Hollis-Jefferson is projected to be a first-round pick, possibly in the lottery (top 14), as one of the best perimeter defenders in his class.

“Defense is well respected,” said Hollis-Jefferson.  “I see that being my calling card.”


The 20-year-old, 6-foot-7 small forward averaged 11.2 points a game for the Wildcats as a sophomore.  His defense on Ohio State guard D’Angelo Russell helped Arizona advance to the Sweet 16.

Russell was scheduled for an afternoon individual workout with the Lakers, as a candidate for the team’s second overall pick.  The Lakers also own the 27th and 34th picks.

Hollis-Jefferson needs to develop a jump shot at the next level.

“They know my shot was always broke.  It has gotten better,” he said.  “From my freshman year coming into college until now, it’s gotten a lot better.”


His ability to defend may take him off the board before the Lakers’ pick comes up at 27.

Holmes, a 22-year old, 6-foot-9 senior, said he can play either forward position, but acknowledged he needs to show he can be a more consistent shooter.

Holmes averaged 10.3 points with 6.1 rebounds last season, but shot just 38.9% from the field.

He said he enjoyed his workout for the Lakers.

“This was probably one of the most competitive [workouts] I’ve had so far, so it was a lot of fun,” said Holmes.  “A lot of guys out here are NBA ready.  It was really good talent.”

Mickey is confident he’ll crack one of the top 30 selections on June 25.

“I am a first-round pick,” he said.

The 6-foot-8 sophomore power forward averaged 15.4 points with 9.9 rebounds and an impressive 3.6 blocks per game.

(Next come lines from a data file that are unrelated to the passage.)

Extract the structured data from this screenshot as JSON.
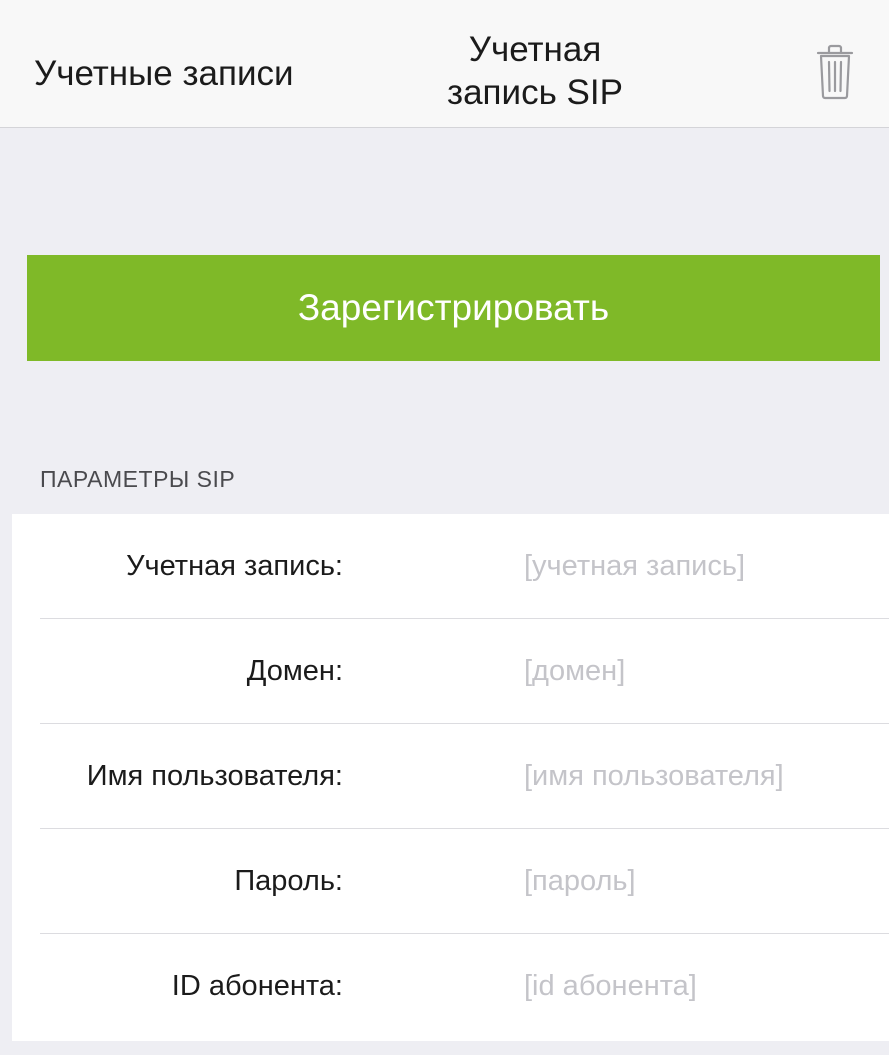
{
  "navbar": {
    "back_label": "Учетные записи",
    "title": "Учетная запись SIP",
    "trash_icon": "trash-icon"
  },
  "register_button": {
    "label": "Зарегистрировать",
    "color": "#7fb928"
  },
  "sip_section": {
    "header": "ПАРАМЕТРЫ SIP",
    "fields": [
      {
        "label": "Учетная запись:",
        "value": "",
        "placeholder": "[учетная запись]"
      },
      {
        "label": "Домен:",
        "value": "",
        "placeholder": "[домен]"
      },
      {
        "label": "Имя пользователя:",
        "value": "",
        "placeholder": "[имя пользователя]"
      },
      {
        "label": "Пароль:",
        "value": "",
        "placeholder": "[пароль]"
      },
      {
        "label": "ID абонента:",
        "value": "",
        "placeholder": "[id абонента]"
      }
    ]
  }
}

“My defense always stands out to people,” said Mickey.  “One of the question marks people had against me was would I be able to score -- or would I be able to hit the mid-range shot.”

Harrison, a 6-foot-6 sophomore shooting guard, averaged 11.0 points a game while shooting 39.5% from the field for Kentucky.

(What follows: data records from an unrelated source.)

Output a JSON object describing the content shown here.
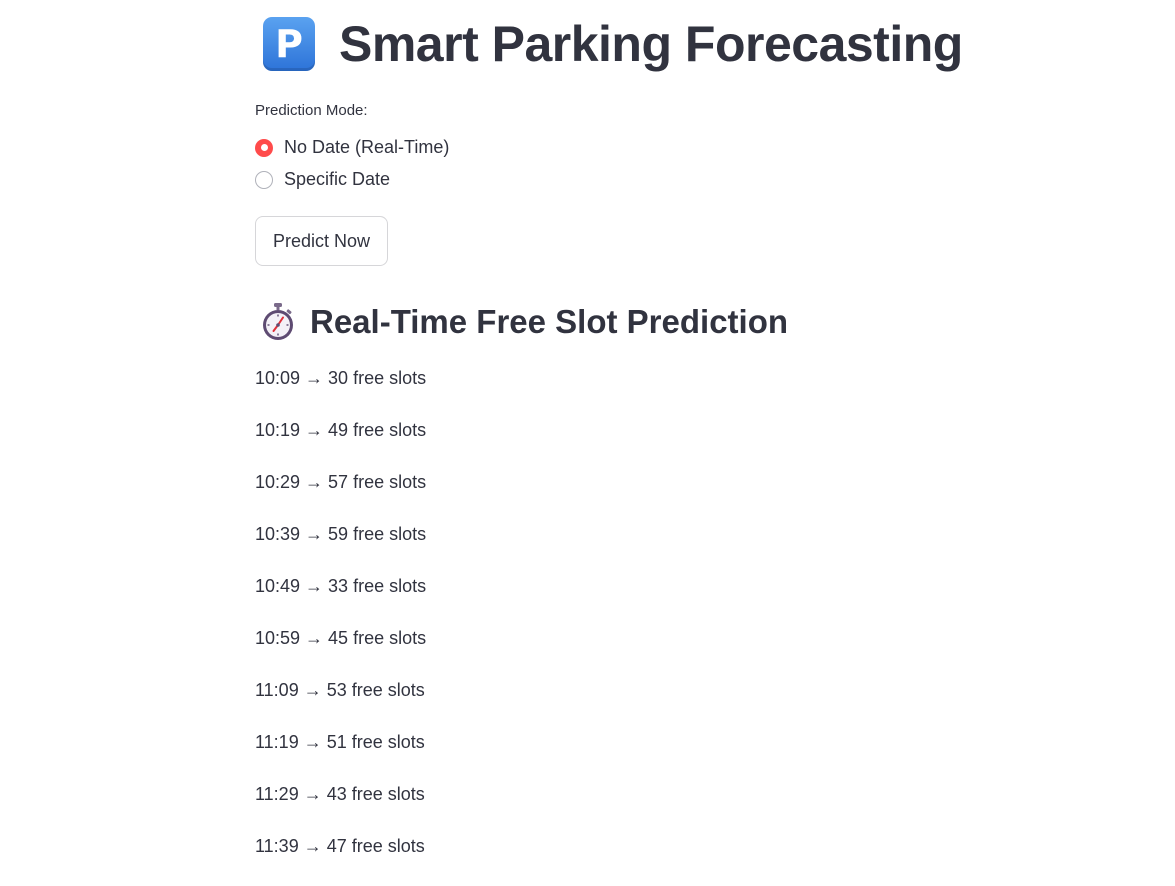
{
  "header": {
    "icon": "parking-p-icon",
    "icon_glyph": "P",
    "title": "Smart Parking Forecasting"
  },
  "mode": {
    "label": "Prediction Mode:",
    "options": [
      {
        "label": "No Date (Real-Time)",
        "selected": true
      },
      {
        "label": "Specific Date",
        "selected": false
      }
    ]
  },
  "button": {
    "predict_label": "Predict Now"
  },
  "results": {
    "icon": "stopwatch-icon",
    "title": "Real-Time Free Slot Prediction",
    "items": [
      {
        "time": "10:09",
        "arrow": "→",
        "slots": 30,
        "text": "10:09 → 30 free slots"
      },
      {
        "time": "10:19",
        "arrow": "→",
        "slots": 49,
        "text": "10:19 → 49 free slots"
      },
      {
        "time": "10:29",
        "arrow": "→",
        "slots": 57,
        "text": "10:29 → 57 free slots"
      },
      {
        "time": "10:39",
        "arrow": "→",
        "slots": 59,
        "text": "10:39 → 59 free slots"
      },
      {
        "time": "10:49",
        "arrow": "→",
        "slots": 33,
        "text": "10:49 → 33 free slots"
      },
      {
        "time": "10:59",
        "arrow": "→",
        "slots": 45,
        "text": "10:59 → 45 free slots"
      },
      {
        "time": "11:09",
        "arrow": "→",
        "slots": 53,
        "text": "11:09 → 53 free slots"
      },
      {
        "time": "11:19",
        "arrow": "→",
        "slots": 51,
        "text": "11:19 → 51 free slots"
      },
      {
        "time": "11:29",
        "arrow": "→",
        "slots": 43,
        "text": "11:29 → 43 free slots"
      },
      {
        "time": "11:39",
        "arrow": "→",
        "slots": 47,
        "text": "11:39 → 47 free slots"
      }
    ]
  },
  "colors": {
    "accent": "#ff4b4b",
    "text": "#31333f",
    "parking_icon": "#3d86e3"
  }
}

He didn’t get much of a chance to catch up with Lakers forward Julius Randle, his Wildcats teammate a year ago.

“I saw him but he was working out,” said Harrison.  “When he finished we started, so I didn’t talk to him too much.”

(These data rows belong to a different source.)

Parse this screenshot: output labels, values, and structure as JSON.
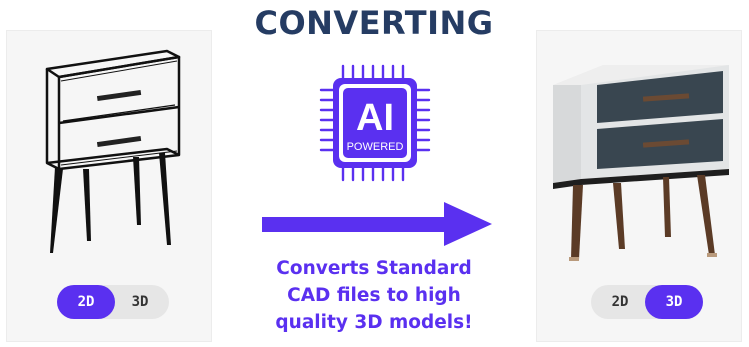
{
  "header": {
    "title": "CONVERTING"
  },
  "badge": {
    "main_text": "AI",
    "sub_text": "POWERED"
  },
  "caption": {
    "text": "Converts  Standard\nCAD files to high\nquality 3D models!"
  },
  "left_panel": {
    "toggle": {
      "option_2d": "2D",
      "option_3d": "3D",
      "selected": "2D"
    }
  },
  "right_panel": {
    "toggle": {
      "option_2d": "2D",
      "option_3d": "3D",
      "selected": "3D"
    }
  },
  "colors": {
    "accent": "#5a30f0",
    "title": "#253c63",
    "drawer_front": "#394650",
    "cabinet": "#d9dcdd",
    "leg_wood": "#5b3b26"
  }
}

Lalanne insisted he’s a stretch four, despite shooting just 16.7% from three-point range on 0.6 attempts a night as a senior.

“I was always able to shoot the ball, but it just didn’t fit our offense,” he said.  “Shooting the ball wasn’t really the best thing for the team.”

The 6-foot-10 forward-center averaged 11.6 points, 9.5 rebounds and 1.9 blocks a game. 

In addition to shooting, Lalanne believes he’s a defensive stopper who can also score closer to the basket.


“I also rebound the ball at a high level and do some work in the post,” he said. 

Hanlan said he learned a lot about the game from former Lakers guard Steve Nash, through their connection with the Canadian national youth teams.

“Whenever he sees me he just talks about my game and gives me pointers,” said Hanlan of Nash.  “It’s big because he had some pretty amazing years in the NBA.”

The 6-foot-4, 22-year-old guard averaged 19.5 points and 4.2 assists a game as a junior.

“I’ve played point all my life,” said Hanlan.  “I’m comfortable with both, so whatever the coaching staff and coach needs me to do.”

The Lakers will continue holding draft workouts throughout the week.